In a groundbreaking discovery announced Monday, a team of archaeologists, historians and ethnographers shook the scientific world by determining that the island of Taiwan was populated before the Kuomintang settled there and declared it a part of the territory of the Republic of China.
The announcement shocked many students of Asian history as well as institutions of higher learning, as it was commonly believed before the discovery that Taiwan had no human settlements and was therefore an unoccupied territory that could be rightfully claimed by any government who cared to lay claim to it.
The nature of the pre-Kuomintang settlements on Taiwan are as yet unclear, but the team has announced plans to continue its research if additional funding becomes available. "The funding issue is far from settled," noted Dr. Jill White of the University of Southern Dakota. "We will first have to negotiate with the Confucius Institutes and Chinese Student Associations at our respective schools to secure backers in our departments. If we wanted to study, say, the Qing Dynasty presence in Taiwan this would not be a problem, but the era we are interested in - 1895 to 1945 specifically - is, shall we say, a sensitive issue."
Asked for further comment, Dr. White did not respond as of press time.
The announcement outlined what life may have looked like in Taiwan before 1945. "There appear to be the ruins of many structures resembling Japanese-style architecture," the transcript noted. "The exact nature of these structures is unclear, but point to a potentially Japanese-influenced culture on Taiwan. If true, this overturns everything we thought we knew about Chinese history."

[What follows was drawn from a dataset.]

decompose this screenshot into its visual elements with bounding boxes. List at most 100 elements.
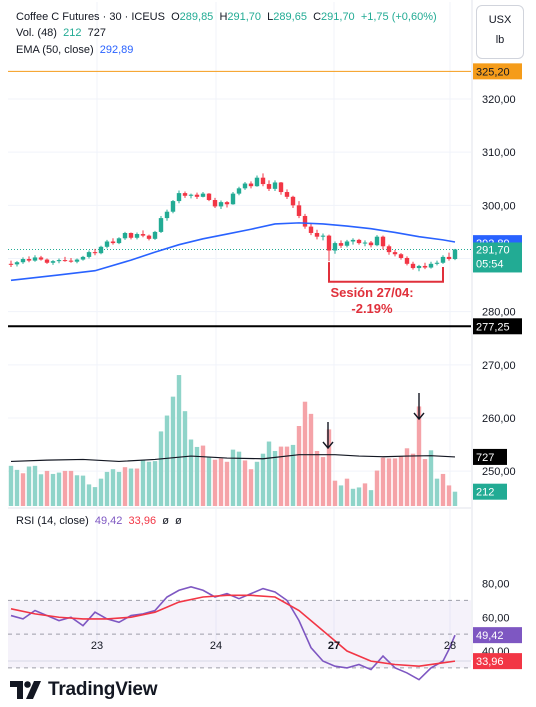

Not everyone was convinced, however. "Pre-Kuomintang settlements in Taiwan? Well if that's true, then everything we write about Taiwan in the media now is wrong!" exclaimed media worker Ralph Wiggum. "That's unpossible!"
"This isn't news," noted Taipei housewife Doris Ouyang. "Everyone in Taiwan has always known that Taiwan has been a part of the Republic of China since 1911."
However, some people watching the news seemed hopeful that this could lead to a more accurate understanding of Taiwan and East Asia in general.
"This is earth-shattering," said Ridgemont High School Social Studies teacher Lucy Brown. "All this time I had been teaching my students that the Kuomintang took refuge in Taiwan in 1945. I didn't even think to consider that there might have already been people there. Oh well, it probably doesn't matter, I'm sure they were primitives living in a backwater. Anyway it looks like things worked out well for Taiwan."
The team has submitted a paper to the Journal of Applied Asian Studies, however, it was rejected without feedback by the journal.
"This is inaccurate and harmful false 'history' propagated by splittist elements looking to discredit and harm the image of China abroad," noted journal director and China specialist Dr. Bill Black when asked for comment. "It is, as Confucius says, merely a clumsy oxen throwing stones among tigers."
"I know that obscure idiom because I'm a scholar of China," he added.
"In addition, such mendacious falsehoods hurt the feelings of the Chinese people. Have they no respect for China's excellent 5,000 years of culture?"